Further, when no electrons are injected into the floating gate of the capacitor C, only the transistor T11 becomes conductive, and the gate potential of the inverter circuit constituted by the transistors TI and T3 changes from the transistor T9. It is pulled to a low potential through T11. As a result, the flip-flop circuit is set to the opposite state from the previous state.

The information stored in the nonvolatile memory section in this way is
The data is transferred to the flip-flop circuit, and the flip-flop circuit section returns to its original state.

In this way, according to this device, data transfer between the flip-flop circuit section and the nonvolatile memory section can be reliably controlled only by controlling the power supply potential VDD and controlling the voltage application to the 5TORE 1 child and the RECALL terminal. I can do it. Therefore, compared to the conventional device shown in FIG. 3, the number of control signal lines can be reduced by one, which greatly contributes to high-density integration.
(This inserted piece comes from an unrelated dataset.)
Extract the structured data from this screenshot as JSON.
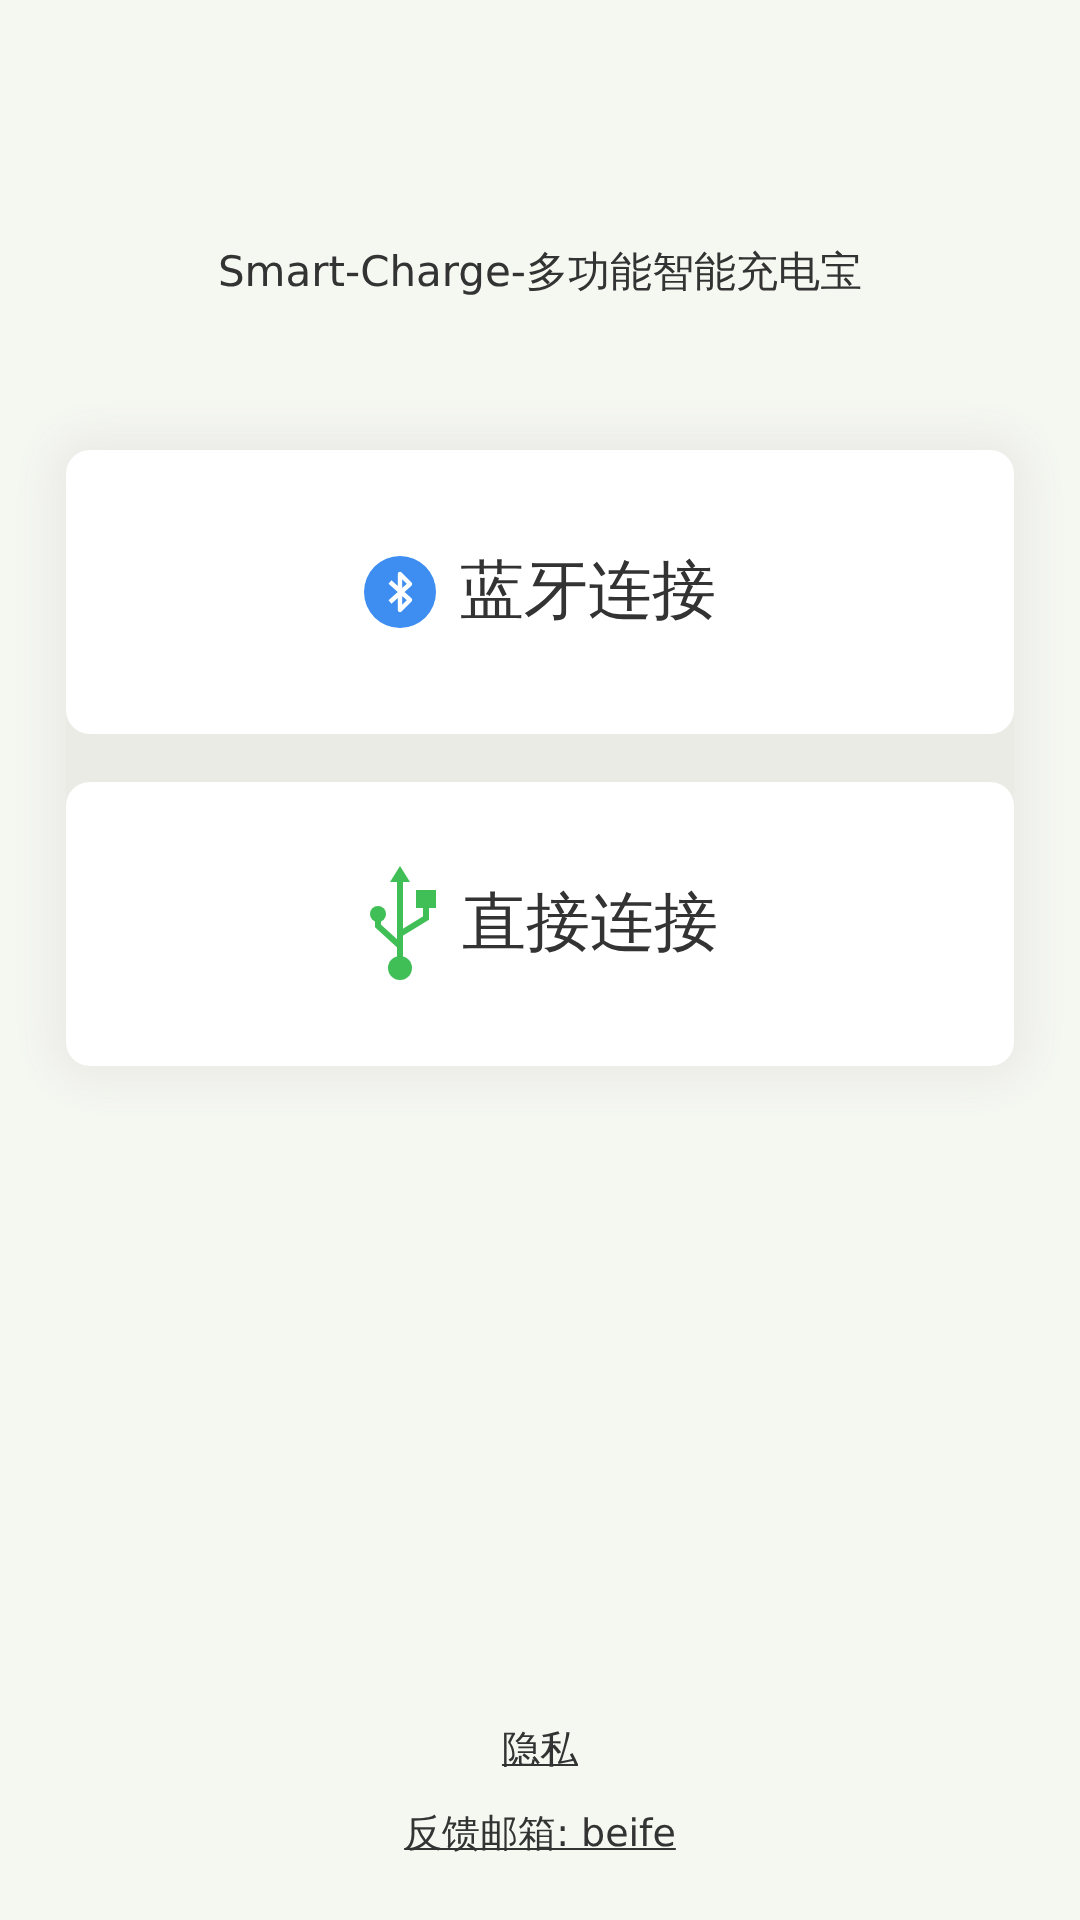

Further, the application of control signals during the information transfer is easily controlled, and the configuration of the peripheral circuits can be simplified.

Furthermore, according to the above-described configuration, each node of the circuit does not become in a floating state during its operation, so problems that occur with conventional devices do not occur, and stable operation can be ensured. . Furthermore, since the cell structure can be made symmetrical in terms of the element structure, it is possible to achieve great practical effects such as widening the margin against variations caused by process variations.
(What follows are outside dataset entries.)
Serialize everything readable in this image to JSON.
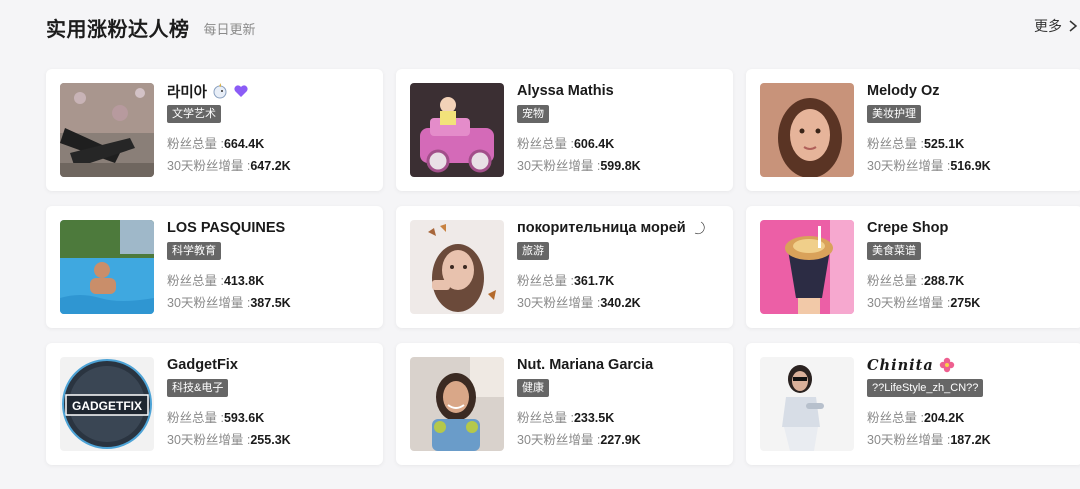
{
  "header": {
    "title": "实用涨粉达人榜",
    "subtitle": "每日更新",
    "more_label": "更多"
  },
  "cards": [
    {
      "name": "라미아",
      "tag": "文学艺术",
      "total_label": "粉丝总量 :",
      "total": "664.4K",
      "growth_label": "30天粉丝增量 :",
      "growth": "647.2K",
      "emoji": "unicorn-and-purple-heart-emoji"
    },
    {
      "name": "Alyssa Mathis",
      "tag": "宠物",
      "total_label": "粉丝总量 :",
      "total": "606.4K",
      "growth_label": "30天粉丝增量 :",
      "growth": "599.8K"
    },
    {
      "name": "Melody Oz",
      "tag": "美妆护理",
      "total_label": "粉丝总量 :",
      "total": "525.1K",
      "growth_label": "30天粉丝增量 :",
      "growth": "516.9K"
    },
    {
      "name": "LOS PASQUINES",
      "tag": "科学教育",
      "total_label": "粉丝总量 :",
      "total": "413.8K",
      "growth_label": "30天粉丝增量 :",
      "growth": "387.5K"
    },
    {
      "name": "покорительница морей",
      "tag": "旅游",
      "total_label": "粉丝总量 :",
      "total": "361.7K",
      "growth_label": "30天粉丝增量 :",
      "growth": "340.2K",
      "emoji": "crescent-moon-emoji"
    },
    {
      "name": "Crepe Shop",
      "tag": "美食菜谱",
      "total_label": "粉丝总量 :",
      "total": "288.7K",
      "growth_label": "30天粉丝增量 :",
      "growth": "275K"
    },
    {
      "name": "GadgetFix",
      "tag": "科技&电子",
      "total_label": "粉丝总量 :",
      "total": "593.6K",
      "growth_label": "30天粉丝增量 :",
      "growth": "255.3K",
      "avatar_text": "GADGETFIX"
    },
    {
      "name": "Nut. Mariana Garcia",
      "tag": "健康",
      "total_label": "粉丝总量 :",
      "total": "233.5K",
      "growth_label": "30天粉丝增量 :",
      "growth": "227.9K"
    },
    {
      "name": "𝑪𝒉𝒊𝒏𝒊𝒕𝒂",
      "tag": "??LifeStyle_zh_CN??",
      "total_label": "粉丝总量 :",
      "total": "204.2K",
      "growth_label": "30天粉丝增量 :",
      "growth": "187.2K",
      "emoji": "hibiscus-emoji"
    }
  ],
  "colors": {
    "background": "#f5f5f7",
    "card": "#ffffff",
    "tag": "#666666"
  }
}
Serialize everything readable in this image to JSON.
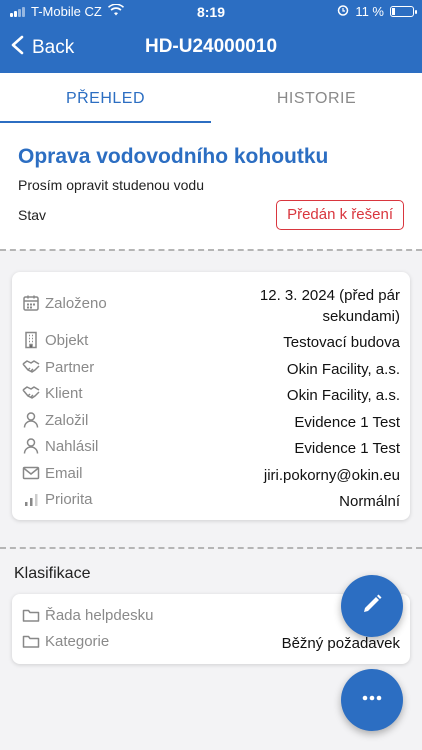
{
  "status_bar": {
    "carrier": "T-Mobile CZ",
    "time": "8:19",
    "battery": "11 %"
  },
  "nav": {
    "back_label": "Back",
    "title": "HD-U24000010"
  },
  "tabs": [
    {
      "label": "PŘEHLED",
      "active": true
    },
    {
      "label": "HISTORIE",
      "active": false
    }
  ],
  "header": {
    "title": "Oprava vodovodního kohoutku",
    "description": "Prosím opravit studenou vodu",
    "status_label": "Stav",
    "status_value": "Předán k řešení"
  },
  "details": [
    {
      "icon": "calendar-icon",
      "label": "Založeno",
      "value_line1": "12. 3. 2024 (před pár",
      "value_line2": "sekundami)"
    },
    {
      "icon": "building-icon",
      "label": "Objekt",
      "value": "Testovací budova"
    },
    {
      "icon": "handshake-icon",
      "label": "Partner",
      "value": "Okin Facility, a.s."
    },
    {
      "icon": "handshake-icon",
      "label": "Klient",
      "value": "Okin Facility, a.s."
    },
    {
      "icon": "person-icon",
      "label": "Založil",
      "value": "Evidence 1 Test"
    },
    {
      "icon": "person-icon",
      "label": "Nahlásil",
      "value": "Evidence 1 Test"
    },
    {
      "icon": "envelope-icon",
      "label": "Email",
      "value": "jiri.pokorny@okin.eu"
    },
    {
      "icon": "signal-icon",
      "label": "Priorita",
      "value": "Normální"
    }
  ],
  "classification": {
    "title": "Klasifikace",
    "rows": [
      {
        "icon": "folder-icon",
        "label": "Řada helpdesku",
        "value": "U"
      },
      {
        "icon": "folder-icon",
        "label": "Kategorie",
        "value": "Běžný požadavek"
      }
    ]
  },
  "fabs": [
    {
      "icon": "pencil-icon"
    },
    {
      "icon": "more-icon"
    }
  ],
  "colors": {
    "brand": "#2c6ec2",
    "status_red": "#d9363e"
  }
}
It should be noted that the present invention is not limited to the embodiments described above, and the structure of the capacitor C having a floating gate may be determined according to its specifications.

In short, the present invention can be implemented with various modifications without departing from the gist thereof.

[Brief explanation of drawings]

FIG. 1 is a diagram showing the configuration of each memory cell in an embodiment of the present invention, FIG. 2 is a diagram showing the element structure of the embodiment device, and FIG. 3 is a diagram showing the configuration of each memory cell of a conventional device. It is. C...Capacitor with floating gate, TI, T2゜T
3. T4...transistor (flip-flop circuit), T7. T8. T9...Switching transistor, TIO, T11...Complementary transistor. Applicant's agent Patent attorney Takehiko Suzue Vo. Figure 1 Figure 2

Claims (4)

[Claims] (1) A semiconductor memory device in which a memory unit composed of a static memory device and a nonvolatile memory section is formed on a semiconductor substrate, where the static memory device is composed of MIS type transistors. The non-volatile memory section is composed of a flip-flop circuit formed by cross-connecting input and output terminals of two sets of transistor inverter circuits consisting of a drive transistor and a load transistor, and the non-volatile memory section is a floating transistor formed on the semiconductor substrate. between two electrodes capacitively coupled to the gate and connected to each output terminal of the flip-flop circuit via first and second switching transistors, and the floating gate as the gate, and the power supply of the flip-flop circuit. and a third switching transistor connected between a common connection point of the complementary transistor pair and one output end of the flip-flop circuit. semiconductor storage device. (2) The first and second switching transistors are
The semiconductor memory device according to claim 1, which is driven on and off at the same time. (3) The floating gate is made of polycrystalline silicon, and the two electrodes capacitively coupled to the floating gate are a high concentration impurity region of opposite conductivity type formed in the semiconductor substrate and a polycrystalline silicon layer stacked on the floating gate. The semiconductor memory device according to claim 1, characterized in that it is made of crystalline silicon. (4) The semiconductor memory device according to claim 1, wherein the floating gate and the two electrodes capacitively coupled to the floating gate are each made of polycrystalline silicon.